Would that I could do the same in relation to my next update, which concerns Vladmir—aka Vlad the Impaler. You may recall reading about Vlad in a post entitled “A Very Special Cat,” wherein I described his “Feline Autism.” To wit:
“This poor guy finds the idea of uninvited physical contact so repulsive that he’s learned to thwart any attempt to touch him before you’ve even committed to making the effort. Assisting him in avoiding unwanted affection is his coat, which features insanely long and sensitive guard hairs that allow him to feel your aura, and which prompt him to flatten each section of his body from his head to his tail as your hand moves through the air above him…If he does—by some miracle—allow you to pet him, for God’s sake don’t look at him while you do it. You can look at Vlad or you can pet Vlad but if you try to do both you will overload his circuits and he will bolt…So talk to him without looking at him or touching him. Or pet him without looking at him or talking to him. But for the love of Mike, never do two of these things at once.”
In that post, I also wrote about his habit of delivering “four to six freshly ‘killed’ bouncy balls, fabric mice, and other prey to our room each night for us to admire when we wake up in the morning.”
This sort of thing now occurs throughout the day, with Vlad finding, killing, and presenting to me his gifts in whichever room I happen to be at the time. He has also become quite vocal about his achievements. Starting from the moment he closes his mouth around his ‘prey’ until he drops it on the floor for me, he will yowl loudly and forcefully through his fangs, as if to say ‘prepare to be amazed.”
In addition, in the months since I first wrote about him, Vlad has brought about the demise of several real rodents that somehow made their way into our home.
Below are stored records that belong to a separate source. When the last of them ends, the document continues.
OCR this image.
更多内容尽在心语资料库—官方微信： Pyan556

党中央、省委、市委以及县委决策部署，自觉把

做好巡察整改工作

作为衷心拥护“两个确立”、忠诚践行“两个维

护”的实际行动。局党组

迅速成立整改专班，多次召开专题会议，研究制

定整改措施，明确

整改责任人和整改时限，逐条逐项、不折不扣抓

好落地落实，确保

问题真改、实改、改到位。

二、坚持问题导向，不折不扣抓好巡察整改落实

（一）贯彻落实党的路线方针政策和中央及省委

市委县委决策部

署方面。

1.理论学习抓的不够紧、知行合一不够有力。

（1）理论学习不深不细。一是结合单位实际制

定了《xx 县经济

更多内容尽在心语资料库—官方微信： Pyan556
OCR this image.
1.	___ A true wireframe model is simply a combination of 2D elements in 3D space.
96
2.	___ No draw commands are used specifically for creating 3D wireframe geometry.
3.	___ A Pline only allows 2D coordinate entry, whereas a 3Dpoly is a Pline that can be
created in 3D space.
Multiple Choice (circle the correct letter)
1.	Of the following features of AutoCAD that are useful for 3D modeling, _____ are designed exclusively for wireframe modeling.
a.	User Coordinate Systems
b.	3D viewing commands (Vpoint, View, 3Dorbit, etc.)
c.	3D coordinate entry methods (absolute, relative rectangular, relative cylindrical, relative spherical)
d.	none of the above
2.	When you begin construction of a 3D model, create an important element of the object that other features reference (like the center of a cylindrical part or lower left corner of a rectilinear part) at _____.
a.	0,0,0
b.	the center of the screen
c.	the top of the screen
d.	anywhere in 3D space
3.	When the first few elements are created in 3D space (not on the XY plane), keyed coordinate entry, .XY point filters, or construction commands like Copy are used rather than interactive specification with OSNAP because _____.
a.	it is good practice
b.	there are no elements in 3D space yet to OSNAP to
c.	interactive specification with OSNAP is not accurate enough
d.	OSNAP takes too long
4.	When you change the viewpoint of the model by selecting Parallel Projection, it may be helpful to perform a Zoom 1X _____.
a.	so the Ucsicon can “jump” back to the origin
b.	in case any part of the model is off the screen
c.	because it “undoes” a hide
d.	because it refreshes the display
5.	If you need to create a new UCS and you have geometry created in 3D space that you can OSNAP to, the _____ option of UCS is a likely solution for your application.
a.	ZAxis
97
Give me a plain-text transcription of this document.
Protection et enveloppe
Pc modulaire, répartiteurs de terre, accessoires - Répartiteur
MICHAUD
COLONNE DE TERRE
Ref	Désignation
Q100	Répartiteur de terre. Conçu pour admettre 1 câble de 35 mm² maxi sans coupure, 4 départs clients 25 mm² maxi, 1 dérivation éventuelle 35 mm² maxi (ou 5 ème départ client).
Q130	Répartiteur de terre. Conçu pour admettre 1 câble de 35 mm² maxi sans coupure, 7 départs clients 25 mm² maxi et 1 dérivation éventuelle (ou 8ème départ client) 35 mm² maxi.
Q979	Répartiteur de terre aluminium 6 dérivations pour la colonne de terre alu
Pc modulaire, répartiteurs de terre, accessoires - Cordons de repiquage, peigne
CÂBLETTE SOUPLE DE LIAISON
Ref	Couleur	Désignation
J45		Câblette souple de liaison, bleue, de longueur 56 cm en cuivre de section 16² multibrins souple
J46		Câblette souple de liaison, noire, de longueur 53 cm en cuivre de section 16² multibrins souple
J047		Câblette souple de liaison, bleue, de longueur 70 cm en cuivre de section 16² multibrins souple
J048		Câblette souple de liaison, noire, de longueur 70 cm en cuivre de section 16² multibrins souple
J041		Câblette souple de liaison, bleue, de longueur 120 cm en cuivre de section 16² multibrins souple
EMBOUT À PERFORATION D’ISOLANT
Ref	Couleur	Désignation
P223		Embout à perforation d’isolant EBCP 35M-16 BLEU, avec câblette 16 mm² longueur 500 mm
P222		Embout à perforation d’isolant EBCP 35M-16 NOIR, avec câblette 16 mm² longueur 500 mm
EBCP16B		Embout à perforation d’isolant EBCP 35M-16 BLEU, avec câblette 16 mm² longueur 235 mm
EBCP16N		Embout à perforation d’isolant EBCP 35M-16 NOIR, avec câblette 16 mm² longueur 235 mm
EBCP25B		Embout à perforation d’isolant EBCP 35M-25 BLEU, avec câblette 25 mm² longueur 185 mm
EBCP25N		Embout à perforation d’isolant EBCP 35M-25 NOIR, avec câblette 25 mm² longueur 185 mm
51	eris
Although I am somewhat unnerved by the knowledge that real rodents have somehow made their way into our home, I am happy we have Vlad around to keep them in check.
I am also happy to report that, in the months since I first wrote about him, we have learned something about Vlad that sheds a sheds a new and interesting light on his habits and activities. Specifically, we have learned that Vlad is not an ordinary cat but a Norwegian Forest Cat. We can’t say for sure since we can’t confirm the identity of his father, but all available evidence suggests that he is descended on both sides from Norwegian Forest Cats.
This evidence includes his physical features—most notably the length and texture of his coat, the size and shape of his head, and his heavily muscled body—as well as those of his mother, who is a slightly smaller version of Vlad. It also includes other traits, such as his distaste for being cuddled, his devotion to hunting, and his tendency to brag about it—all of which his mother also shares.
Of course, none of this proves that Vlad is a true blue Norwegian Forest Cat. Especially since he came from the Jarhead’s parents’ farm, where cats tend to mix and mate with abandon, that seems a remote possibility. Still, based on what we DO know about Vlad, his mom, and all the other cats on the farm, it’s fair to say that—as the Princess puts it: Vlad is so inbred that he’s a purebred.
And that, for better or worse, is the rest of the story.